Cowboy Boots & Hats Sugar Cookies

I spent last week making an array of cookies and desserts for my best friend’s daughter’s graduation–Oreo Truffles and Walnut Pillows, to name a couple.With a festive event like graduation, I can’t let the opportunity slip by to try out some sugar cookie designs. Last year I made graduation cap sugar cookies for her oldest daughter’s graduation. This year, however, they chose a country theme for the party. Hence, I got to try a couple new designs: cowboy boots and cowboy hats (thank goodness for google images; I found tons of designs to inspire me).

I’m pleased with the way they came out, especially the tricolor design going on with the boots. I opted for the maroon to imitate her school colors. I think a lighter color would have created much more contrast with the boot’s swirly design, but it still works with the darker maroon.

Here are a few things I learned this time about making and designing sugar cookies:

  • Rolling the dough between plastic wrap makes it sooooooooooooooo much easier to roll–no mess, no dough sticking to the rolling pin, no flour everywhere… It even works if the dough isn’t as chilled as it needs to be.
  • Once the dough is rolled between plastic wrap, it does wonders to place it back in the fridge to chill before cutting out your cookies–plastic and all.
  • Rolled dough that has been placed in the freezer for a short time, like 10-15 minutes, cuts even more easily and lifts from plastic more easily than refrigerated dough.
  • Because I dip my cutters into flour before every cut, my cookies have excess flour all over them.
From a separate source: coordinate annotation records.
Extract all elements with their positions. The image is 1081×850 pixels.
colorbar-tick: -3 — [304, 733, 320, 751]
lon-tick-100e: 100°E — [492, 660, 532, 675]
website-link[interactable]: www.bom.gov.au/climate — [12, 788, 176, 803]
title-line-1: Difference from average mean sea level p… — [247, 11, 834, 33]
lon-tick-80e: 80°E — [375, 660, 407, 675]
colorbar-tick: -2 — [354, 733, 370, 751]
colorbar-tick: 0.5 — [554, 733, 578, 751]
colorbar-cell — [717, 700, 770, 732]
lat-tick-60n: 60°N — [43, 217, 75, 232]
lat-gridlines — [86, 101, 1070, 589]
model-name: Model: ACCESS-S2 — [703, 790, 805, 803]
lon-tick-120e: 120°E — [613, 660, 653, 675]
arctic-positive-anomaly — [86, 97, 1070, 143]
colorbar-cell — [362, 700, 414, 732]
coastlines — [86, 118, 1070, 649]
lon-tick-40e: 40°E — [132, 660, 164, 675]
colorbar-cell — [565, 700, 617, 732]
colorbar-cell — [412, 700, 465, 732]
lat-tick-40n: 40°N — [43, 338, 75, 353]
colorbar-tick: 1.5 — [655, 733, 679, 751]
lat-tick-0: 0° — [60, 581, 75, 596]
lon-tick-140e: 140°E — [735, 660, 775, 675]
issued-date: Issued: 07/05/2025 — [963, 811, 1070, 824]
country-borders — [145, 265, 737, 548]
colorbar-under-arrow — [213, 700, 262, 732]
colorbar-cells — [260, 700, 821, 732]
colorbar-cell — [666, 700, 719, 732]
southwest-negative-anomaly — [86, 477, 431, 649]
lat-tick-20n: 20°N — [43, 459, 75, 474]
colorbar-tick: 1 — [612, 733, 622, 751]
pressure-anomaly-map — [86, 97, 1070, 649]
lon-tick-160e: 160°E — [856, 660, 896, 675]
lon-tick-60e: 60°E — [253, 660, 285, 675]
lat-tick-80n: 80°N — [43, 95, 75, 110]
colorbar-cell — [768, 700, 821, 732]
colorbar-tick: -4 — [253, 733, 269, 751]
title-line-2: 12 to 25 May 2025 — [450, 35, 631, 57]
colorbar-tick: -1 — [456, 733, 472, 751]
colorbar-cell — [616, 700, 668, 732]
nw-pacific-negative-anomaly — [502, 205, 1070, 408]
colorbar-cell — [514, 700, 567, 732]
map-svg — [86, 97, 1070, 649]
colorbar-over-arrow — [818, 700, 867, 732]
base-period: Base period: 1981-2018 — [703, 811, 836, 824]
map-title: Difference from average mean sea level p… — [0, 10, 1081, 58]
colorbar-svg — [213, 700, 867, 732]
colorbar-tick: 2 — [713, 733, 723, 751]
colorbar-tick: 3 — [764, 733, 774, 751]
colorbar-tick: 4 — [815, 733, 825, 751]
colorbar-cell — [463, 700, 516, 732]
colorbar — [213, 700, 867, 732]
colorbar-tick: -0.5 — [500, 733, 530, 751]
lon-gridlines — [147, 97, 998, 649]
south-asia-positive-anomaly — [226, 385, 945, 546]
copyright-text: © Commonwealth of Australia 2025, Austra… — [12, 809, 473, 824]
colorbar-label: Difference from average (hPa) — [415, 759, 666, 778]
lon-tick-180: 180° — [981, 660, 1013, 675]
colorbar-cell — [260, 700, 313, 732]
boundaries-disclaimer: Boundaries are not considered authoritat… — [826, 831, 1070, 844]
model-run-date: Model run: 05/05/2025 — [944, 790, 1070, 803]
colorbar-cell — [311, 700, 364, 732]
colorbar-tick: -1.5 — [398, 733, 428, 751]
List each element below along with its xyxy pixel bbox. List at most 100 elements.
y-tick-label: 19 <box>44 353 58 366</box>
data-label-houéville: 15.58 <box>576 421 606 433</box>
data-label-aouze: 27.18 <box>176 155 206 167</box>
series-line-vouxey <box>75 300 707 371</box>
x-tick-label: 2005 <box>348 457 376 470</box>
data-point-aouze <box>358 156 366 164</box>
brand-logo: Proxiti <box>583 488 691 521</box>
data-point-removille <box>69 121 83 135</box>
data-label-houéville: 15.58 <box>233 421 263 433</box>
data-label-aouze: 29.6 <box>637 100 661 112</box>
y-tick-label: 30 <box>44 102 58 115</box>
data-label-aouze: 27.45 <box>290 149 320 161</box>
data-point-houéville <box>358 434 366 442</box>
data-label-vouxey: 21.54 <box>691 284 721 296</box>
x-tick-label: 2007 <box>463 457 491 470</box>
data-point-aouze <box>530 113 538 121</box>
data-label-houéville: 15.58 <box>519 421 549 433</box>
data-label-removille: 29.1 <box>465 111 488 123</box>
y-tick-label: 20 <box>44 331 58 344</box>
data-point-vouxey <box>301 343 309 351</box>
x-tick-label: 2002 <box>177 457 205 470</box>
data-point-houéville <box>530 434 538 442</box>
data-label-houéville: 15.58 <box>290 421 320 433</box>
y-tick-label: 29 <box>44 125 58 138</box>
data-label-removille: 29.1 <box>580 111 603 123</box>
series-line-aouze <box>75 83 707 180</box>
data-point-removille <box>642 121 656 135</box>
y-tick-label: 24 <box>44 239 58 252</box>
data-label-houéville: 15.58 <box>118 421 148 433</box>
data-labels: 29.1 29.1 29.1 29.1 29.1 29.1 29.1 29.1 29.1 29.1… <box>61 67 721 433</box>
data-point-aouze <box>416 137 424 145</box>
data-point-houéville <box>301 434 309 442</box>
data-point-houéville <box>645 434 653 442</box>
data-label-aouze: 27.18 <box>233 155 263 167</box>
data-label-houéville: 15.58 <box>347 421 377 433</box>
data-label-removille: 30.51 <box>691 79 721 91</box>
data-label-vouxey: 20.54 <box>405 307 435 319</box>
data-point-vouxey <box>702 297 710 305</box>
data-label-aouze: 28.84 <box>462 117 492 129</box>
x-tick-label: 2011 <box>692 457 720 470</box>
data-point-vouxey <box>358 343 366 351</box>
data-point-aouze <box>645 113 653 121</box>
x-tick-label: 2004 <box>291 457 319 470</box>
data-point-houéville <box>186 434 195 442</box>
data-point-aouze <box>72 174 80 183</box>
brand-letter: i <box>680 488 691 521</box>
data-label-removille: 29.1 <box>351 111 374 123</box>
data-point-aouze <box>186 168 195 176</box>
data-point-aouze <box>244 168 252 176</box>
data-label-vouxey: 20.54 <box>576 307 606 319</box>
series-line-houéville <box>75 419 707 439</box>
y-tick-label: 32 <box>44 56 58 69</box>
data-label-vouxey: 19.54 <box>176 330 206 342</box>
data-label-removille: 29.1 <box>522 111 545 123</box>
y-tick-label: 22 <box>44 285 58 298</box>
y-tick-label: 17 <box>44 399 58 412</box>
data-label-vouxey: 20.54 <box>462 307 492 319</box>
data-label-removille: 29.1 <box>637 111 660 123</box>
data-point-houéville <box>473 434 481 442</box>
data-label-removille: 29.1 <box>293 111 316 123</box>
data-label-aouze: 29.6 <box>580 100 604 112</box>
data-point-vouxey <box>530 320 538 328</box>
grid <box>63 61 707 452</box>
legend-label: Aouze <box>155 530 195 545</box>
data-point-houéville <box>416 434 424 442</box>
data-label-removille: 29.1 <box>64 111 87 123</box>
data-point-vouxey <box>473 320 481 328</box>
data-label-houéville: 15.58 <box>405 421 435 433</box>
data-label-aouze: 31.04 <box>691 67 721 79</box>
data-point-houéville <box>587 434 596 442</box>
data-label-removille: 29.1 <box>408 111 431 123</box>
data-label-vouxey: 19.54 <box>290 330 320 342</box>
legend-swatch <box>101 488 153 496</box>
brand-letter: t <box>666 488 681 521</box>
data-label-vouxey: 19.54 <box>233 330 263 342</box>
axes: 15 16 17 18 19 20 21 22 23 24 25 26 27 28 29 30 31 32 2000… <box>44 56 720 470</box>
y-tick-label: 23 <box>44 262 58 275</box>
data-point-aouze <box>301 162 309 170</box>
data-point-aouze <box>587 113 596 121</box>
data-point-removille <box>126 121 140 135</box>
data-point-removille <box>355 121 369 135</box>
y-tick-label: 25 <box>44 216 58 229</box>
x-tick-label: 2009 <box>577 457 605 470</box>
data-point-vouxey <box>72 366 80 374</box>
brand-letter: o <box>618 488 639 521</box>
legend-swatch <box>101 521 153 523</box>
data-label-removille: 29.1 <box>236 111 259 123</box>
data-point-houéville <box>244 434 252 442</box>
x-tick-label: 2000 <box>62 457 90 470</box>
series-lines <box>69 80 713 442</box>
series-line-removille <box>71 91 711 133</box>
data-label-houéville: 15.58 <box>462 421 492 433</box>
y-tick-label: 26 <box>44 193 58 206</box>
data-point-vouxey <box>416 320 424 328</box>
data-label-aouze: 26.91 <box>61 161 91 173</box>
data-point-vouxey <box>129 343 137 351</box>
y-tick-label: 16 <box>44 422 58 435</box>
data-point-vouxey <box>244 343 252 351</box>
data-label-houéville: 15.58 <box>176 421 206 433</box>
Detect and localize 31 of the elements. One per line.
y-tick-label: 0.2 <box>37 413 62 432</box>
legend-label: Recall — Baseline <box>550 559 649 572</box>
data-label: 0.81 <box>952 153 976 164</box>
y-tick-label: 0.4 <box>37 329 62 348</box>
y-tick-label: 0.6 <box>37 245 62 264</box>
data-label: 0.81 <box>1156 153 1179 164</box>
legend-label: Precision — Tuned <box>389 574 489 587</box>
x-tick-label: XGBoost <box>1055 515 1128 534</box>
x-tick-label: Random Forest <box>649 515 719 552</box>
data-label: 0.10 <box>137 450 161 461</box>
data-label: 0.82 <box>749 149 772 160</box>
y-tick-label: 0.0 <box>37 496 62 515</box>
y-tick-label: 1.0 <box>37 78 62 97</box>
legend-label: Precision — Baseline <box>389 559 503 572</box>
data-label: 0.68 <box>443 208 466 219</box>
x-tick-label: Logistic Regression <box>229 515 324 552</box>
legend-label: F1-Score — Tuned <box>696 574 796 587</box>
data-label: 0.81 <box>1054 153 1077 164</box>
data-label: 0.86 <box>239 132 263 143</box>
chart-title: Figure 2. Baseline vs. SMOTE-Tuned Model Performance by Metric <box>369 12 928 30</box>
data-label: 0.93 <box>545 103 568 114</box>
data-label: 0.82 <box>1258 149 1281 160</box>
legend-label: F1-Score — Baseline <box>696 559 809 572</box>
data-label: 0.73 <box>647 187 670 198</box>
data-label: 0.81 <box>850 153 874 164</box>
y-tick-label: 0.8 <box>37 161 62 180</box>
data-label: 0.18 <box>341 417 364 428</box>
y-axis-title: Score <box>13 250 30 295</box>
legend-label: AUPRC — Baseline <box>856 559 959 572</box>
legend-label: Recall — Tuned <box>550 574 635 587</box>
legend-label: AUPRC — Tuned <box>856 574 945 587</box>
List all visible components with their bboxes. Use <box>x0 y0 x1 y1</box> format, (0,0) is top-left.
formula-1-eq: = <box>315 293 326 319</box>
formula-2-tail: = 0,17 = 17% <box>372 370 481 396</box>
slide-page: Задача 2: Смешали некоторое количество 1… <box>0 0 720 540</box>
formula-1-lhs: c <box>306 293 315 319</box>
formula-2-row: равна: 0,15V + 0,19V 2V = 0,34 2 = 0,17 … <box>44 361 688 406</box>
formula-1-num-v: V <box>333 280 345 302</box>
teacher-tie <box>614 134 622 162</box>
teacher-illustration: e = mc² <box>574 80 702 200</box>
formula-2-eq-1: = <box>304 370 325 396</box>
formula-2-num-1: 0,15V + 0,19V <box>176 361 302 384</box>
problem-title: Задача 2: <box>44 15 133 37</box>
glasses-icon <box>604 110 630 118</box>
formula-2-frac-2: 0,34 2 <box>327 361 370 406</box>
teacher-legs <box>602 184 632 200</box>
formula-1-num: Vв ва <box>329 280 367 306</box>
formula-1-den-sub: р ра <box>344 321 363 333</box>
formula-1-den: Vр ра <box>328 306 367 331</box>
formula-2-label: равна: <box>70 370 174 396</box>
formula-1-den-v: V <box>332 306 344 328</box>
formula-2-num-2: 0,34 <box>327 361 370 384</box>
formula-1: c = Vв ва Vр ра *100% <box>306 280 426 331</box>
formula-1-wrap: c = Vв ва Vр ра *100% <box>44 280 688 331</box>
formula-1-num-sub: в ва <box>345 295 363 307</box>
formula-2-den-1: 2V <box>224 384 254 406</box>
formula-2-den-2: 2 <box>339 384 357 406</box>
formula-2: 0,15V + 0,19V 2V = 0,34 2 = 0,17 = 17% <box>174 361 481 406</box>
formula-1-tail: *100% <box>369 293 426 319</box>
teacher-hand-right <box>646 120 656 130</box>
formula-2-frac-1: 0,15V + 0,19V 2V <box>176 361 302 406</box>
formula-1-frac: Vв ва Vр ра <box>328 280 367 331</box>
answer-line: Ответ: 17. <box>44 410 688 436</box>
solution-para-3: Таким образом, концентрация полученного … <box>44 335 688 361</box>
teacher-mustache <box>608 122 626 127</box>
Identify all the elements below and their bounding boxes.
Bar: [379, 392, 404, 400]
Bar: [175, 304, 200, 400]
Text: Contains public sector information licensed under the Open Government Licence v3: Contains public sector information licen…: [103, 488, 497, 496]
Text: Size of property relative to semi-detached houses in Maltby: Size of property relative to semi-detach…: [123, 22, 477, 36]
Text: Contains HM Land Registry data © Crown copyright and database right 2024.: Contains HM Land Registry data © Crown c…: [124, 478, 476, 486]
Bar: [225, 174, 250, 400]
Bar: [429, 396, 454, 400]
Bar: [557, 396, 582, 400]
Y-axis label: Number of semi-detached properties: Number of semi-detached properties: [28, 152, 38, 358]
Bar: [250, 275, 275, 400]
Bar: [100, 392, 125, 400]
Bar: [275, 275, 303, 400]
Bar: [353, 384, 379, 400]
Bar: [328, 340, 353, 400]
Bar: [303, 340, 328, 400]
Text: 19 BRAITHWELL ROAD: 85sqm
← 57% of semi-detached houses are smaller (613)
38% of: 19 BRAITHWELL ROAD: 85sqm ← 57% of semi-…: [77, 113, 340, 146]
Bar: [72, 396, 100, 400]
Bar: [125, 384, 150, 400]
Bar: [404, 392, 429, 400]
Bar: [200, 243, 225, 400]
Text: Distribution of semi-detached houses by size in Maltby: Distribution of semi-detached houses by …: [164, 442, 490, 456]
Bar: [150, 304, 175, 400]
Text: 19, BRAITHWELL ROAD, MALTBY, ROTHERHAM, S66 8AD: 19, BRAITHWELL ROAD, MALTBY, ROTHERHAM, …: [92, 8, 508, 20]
A little dusting with a pastry brush before baking takes care of removing that in a snap (I know this is probably common sense, but I sometimes take awhile to find my common sense :  )
  • Americolor Gels are my number one choice for icing colors: lots of choices, richer colors, squirt spout…
  • When mixing icing, colors will darken overnight (so mix the icing ahead of time). That maroon color was looking extremely pinkish the night before, but it turned out that nice dark shade of maroon that I was aiming for by the next day.
  • A butter knife works far more efficiently to mix icing colors than a spoon does (again, that common sense thing is a little slow).

I used Americolor Chocolate Brown, Maroon, and Ivory for these cookies. Since the store only had a dark brown, the clerk suggested I used Ivory with a touch of the brown to achieve a light brown. I could have achieved that without the ivory, by the way (I tested). I also used a very small drop of Black to achieve the grey, which I also painted with a bit of silver luster dust to give it a subtle sparkle. Oh, and I used both  #1 and  #2 piping tips.

Please pretend I chose a boot cookie that had the icing design complete! Didn’t notice the incomplete zig zag (missing its zag!) design until cookies were long gone after party.

I took pics along the way to show you my steps. But first, here are links to my sugar cookie posts that will lead you to sources for sugar cookie recipes, royal icing how to’s, vanilla bean info, etc:

Okay, here are my steps. Please pardon the poor-quality photos; some of these were shot at night with my shaky hands.

  • Outline boots using #1 piping tip. I filled in heel since it was a tiny portion, but they all caved a bit when they dried. I should have used flood-consistency icing for that part.

    A bit more outlining to make multi-color boots. Flood the square at the top.

    After outlining has dried, about an hour, start flooding the icing within the outlined design. Use a toothpick to drag around and eliminate air bubbles.

    Flood boots with second color.

    After filling has dried overnight, use #1 piping tip to add designs and outline. I wasn’t going to outline again, but I really liked the way it looked on my tester boot.

    Add spurs and rivets, again using a #1 piping tip. When dry, paint on silver luster dust, if desired.

    Outline using a #2 piping tip. Allow an hour or so to dry before flooding.

    Outline in darker color; can use #1 or #2 tip, depending on how thick you want the outline. I meant to use #1 but used #2 on half and #1 on other half. Both looked fine.

    Outline band on hat in brown, then flood with maroon. Allow to dry overnight. Use #1 piping tip to pipe on design on band (notice I made it match boot design.)